Jonfis jg menambahkan dari 42.000 unit yang di-recall, didominasi oleh Jazz 80 persen dan 20 persen (City). Perbaikan massal akan dilakukan secara serentak mulai dilaksanakan 23 September 2011 di dealer resmi Honda di seluruh Indonesia. "Kami segera mengumumkan detil recall ini melalui media massa secepatnya," ungkap Jonfis.

Honda Jazz dan City yang di-recall (dipanggil dan diperbaiki) oleh PT Honda Prospect Motor (HPM) jumlahnya mencapai mencapai 42.892 unit. Nomor produksi atau Vehicle Identification Number bisa dilihat pada tabel. Rinciannya, 35.006 unit Jazz yang diproduksi dari Maret 2006 sampai Juni 2008 dan 7.886 unit City produksi Oktober 2005 sampai April 2007.

Potensi kerusakan komponen terjadi jika unit saklar pada bagian dalam Power Window Master Switch terkena material silikon dari pembersih interior mobil, dan kemudian dioperasikan berulang kali dalam jangka waktu yang lama.
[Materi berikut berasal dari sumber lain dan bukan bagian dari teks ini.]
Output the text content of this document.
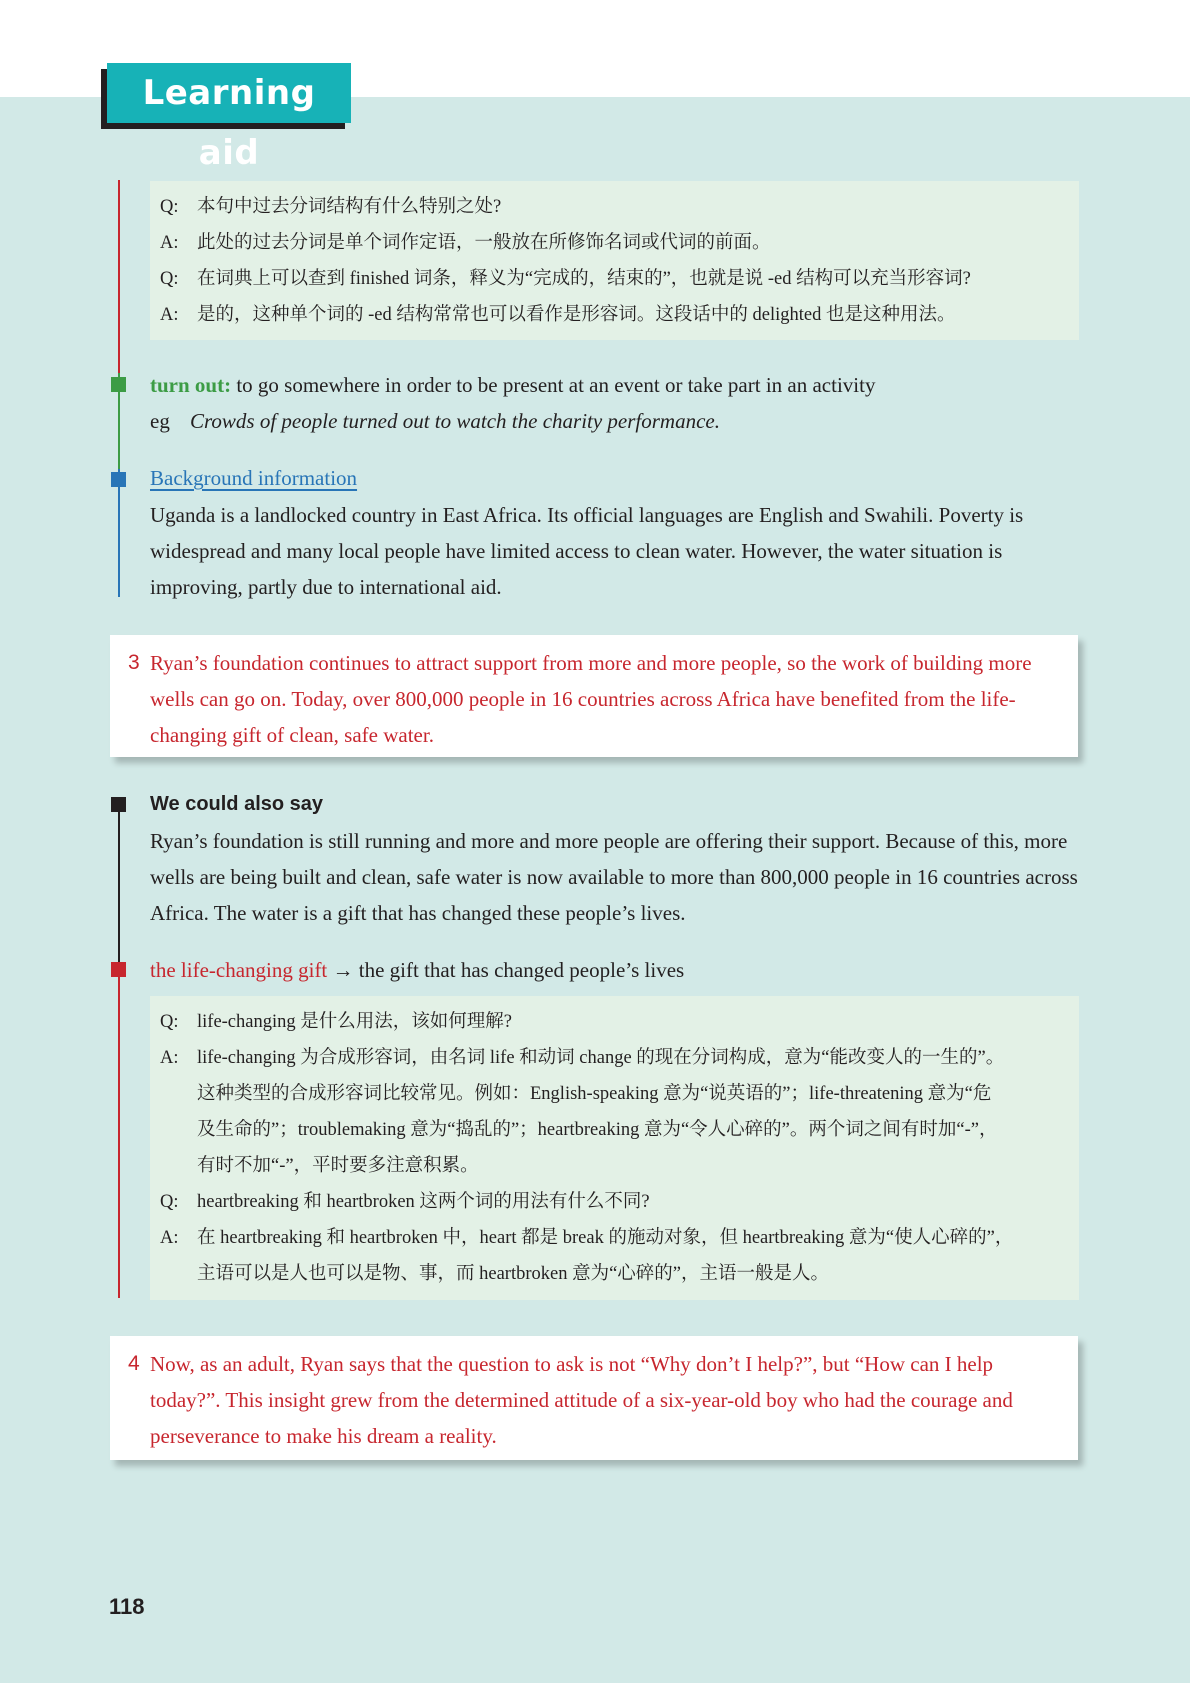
Learning aid
Q:	本句中过去分词结构有什么特别之处?
A:	此处的过去分词是单个词作定语，一般放在所修饰名词或代词的前面。
Q:	在词典上可以查到 finished 词条，释义为“完成的，结束的”，也就是说 -ed 结构可以充当形容词?
A:	是的，这种单个词的 -ed 结构常常也可以看作是形容词。这段话中的 delighted 也是这种用法。
turn out: to go somewhere in order to be present at an event or take part in an activity
eg Crowds of people turned out to watch the charity performance.
Background information
Uganda is a landlocked country in East Africa. Its official languages are English and Swahili. Poverty is widespread and many local people have limited access to clean water. However, the water situation is improving, partly due to international aid.
3 Ryan’s foundation continues to attract support from more and more people, so the work of building more wells can go on. Today, over 800,000 people in 16 countries across Africa have benefited from the life-changing gift of clean, safe water.
We could also say
Ryan’s foundation is still running and more and more people are offering their support. Because of this, more wells are being built and clean, safe water is now available to more than 800,000 people in 16 countries across Africa. The water is a gift that has changed these people’s lives.
the life-changing gift → the gift that has changed people’s lives
Q:	life-changing 是什么用法，该如何理解?
A:	life-changing 为合成形容词，由名词 life 和动词 change 的现在分词构成，意为“能改变人的一生的”。
这种类型的合成形容词比较常见。例如：English-speaking 意为“说英语的”；life-threatening 意为“危
及生命的”；troublemaking 意为“捣乱的”；heartbreaking 意为“令人心碎的”。两个词之间有时加“-”，
有时不加“-”，平时要多注意积累。
Q:	heartbreaking 和 heartbroken 这两个词的用法有什么不同?
A:	在 heartbreaking 和 heartbroken 中，heart 都是 break 的施动对象，但 heartbreaking 意为“使人心碎的”，
主语可以是人也可以是物、事，而 heartbroken 意为“心碎的”，主语一般是人。
4 Now, as an adult, Ryan says that the question to ask is not “Why don’t I help?”, but “How can I help today?”. This insight grew from the determined attitude of a six-year-old boy who had the courage and perseverance to make his dream a reality.
118
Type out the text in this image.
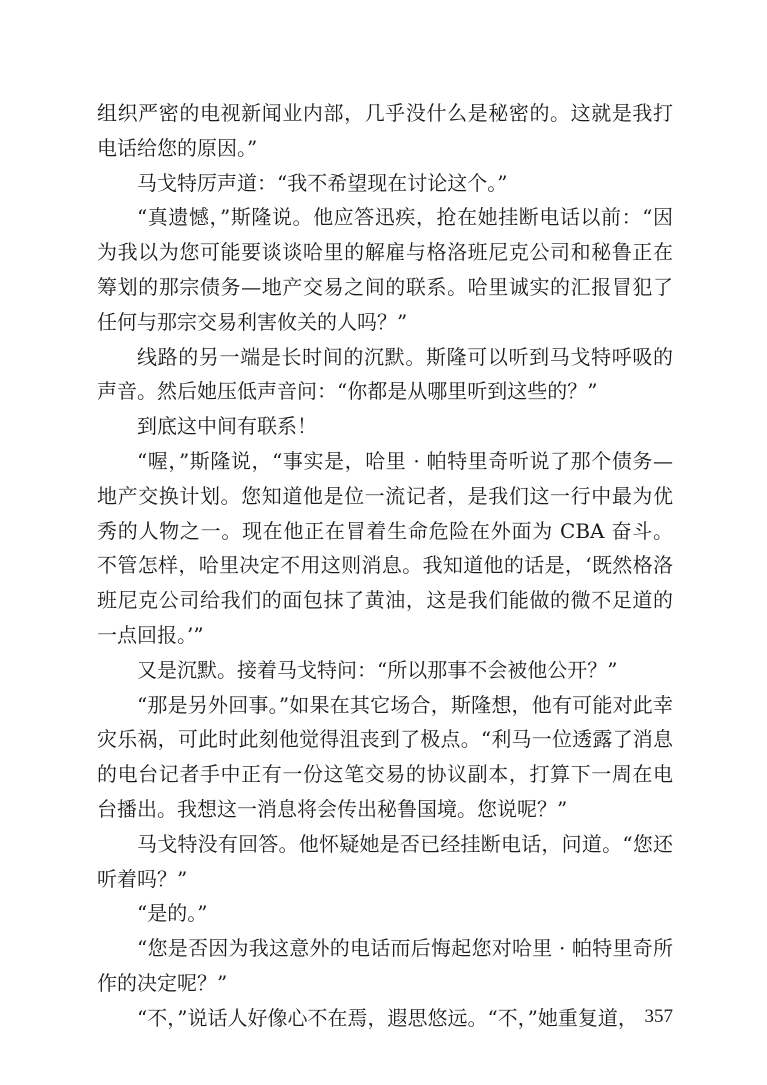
组织严密的电视新闻业内部，几乎没什么是秘密的。这就是我打电话给您的原因。”

马戈特厉声道：“我不希望现在讨论这个。”

“真遗憾，”斯隆说。他应答迅疾，抢在她挂断电话以前：“因为我以为您可能要谈谈哈里的解雇与格洛班尼克公司和秘鲁正在筹划的那宗债务—地产交易之间的联系。哈里诚实的汇报冒犯了任何与那宗交易利害攸关的人吗？”

线路的另一端是长时间的沉默。斯隆可以听到马戈特呼吸的声音。然后她压低声音问：“你都是从哪里听到这些的？”

到底这中间有联系！

“喔，”斯隆说，“事实是，哈里 · 帕特里奇听说了那个债务—地产交换计划。您知道他是位一流记者，是我们这一行中最为优秀的人物之一。现在他正在冒着生命危险在外面为 CBA 奋斗。不管怎样，哈里决定不用这则消息。我知道他的话是，‘既然格洛班尼克公司给我们的面包抹了黄油，这是我们能做的微不足道的一点回报。’”

又是沉默。接着马戈特问：“所以那事不会被他公开？”

“那是另外回事。”如果在其它场合，斯隆想，他有可能对此幸灾乐祸，可此时此刻他觉得沮丧到了极点。“利马一位透露了消息的电台记者手中正有一份这笔交易的协议副本，打算下一周在电台播出。我想这一消息将会传出秘鲁国境。您说呢？”

马戈特没有回答。他怀疑她是否已经挂断电话，问道。“您还听着吗？”

“是的。”

“您是否因为我这意外的电话而后悔起您对哈里 · 帕特里奇所作的决定呢？”

“不，”说话人好像心不在焉，遐思悠远。“不，”她重复道， 357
Hal tersebut dapat menyebabkan partikel kontak saklar rontok dan menumpuk pada celah kecil dalam unit Power Window Master Switch. Penumpukan memungkinkan terjadinya hubungan listrik arus pendek yang bisa membuat bahan resin dari unit switch terkena panas, meleleh dan menyebabkan kerusakan pada power window.

Perbaikan mulai dilaksanakan 23 September 2011 sampai enam bulan ke depan (Maret 2012). Dijelaskan pula, recall ini merupakan program global Honda Motor Company untuk memastikan standar mutu produknya.

HPM secara proaktif akan mengganti komponen Power Window Master Switch pada semua mobil konsumen yang teridentifikasi tanpa mengenakan biaya, dan akan memberikan pemberitahuan secara langsung kepada para pemilik mobil yang teridentifikasi tersebut melalui surat yang dikirimkan oleh Dealer.

Konsumen yang mobilnya teridentifikasi disarankan melakukan konfirmasi ke bengkel resmi Honda dan melakukan booking untuk penggantian komponen. Proses penggantian komponen ini memakan waktu sekitar 20 menit. HPM akan menjalankan program ini sebagai bagian dari program global yang dijalankan oleh Honda Motor untuk memastikan standar yang paling ketat untuk seluruh produknya.

Jonfis menegaskan, “Seperti biasanya, jika Honda merasakan ada ketidaksempurnaan pada produknya, maka kami akan melakukan pemanggilan agar komponen yang bersangkutan diperbaiki atau diganti. Hal ini terus kami lakukan bahkan setelah masa garansi berakhir agar konsumen tetap merasa terlindungi selama mereka memakai produk Honda. Diharapkan para pemakai Honda akan selalu merasa aman, nyaman dan terlindungi selama mereka tetap menggunakan produk Honda.”

Namun hingga saat ini tidak ada kasus yang telah dilaporkan berhubungan dengan kerusakan komponen tersebut di Indonesia. Tidak ada laporan mengenai kecelakaan atau cedera yang pernah terjadi.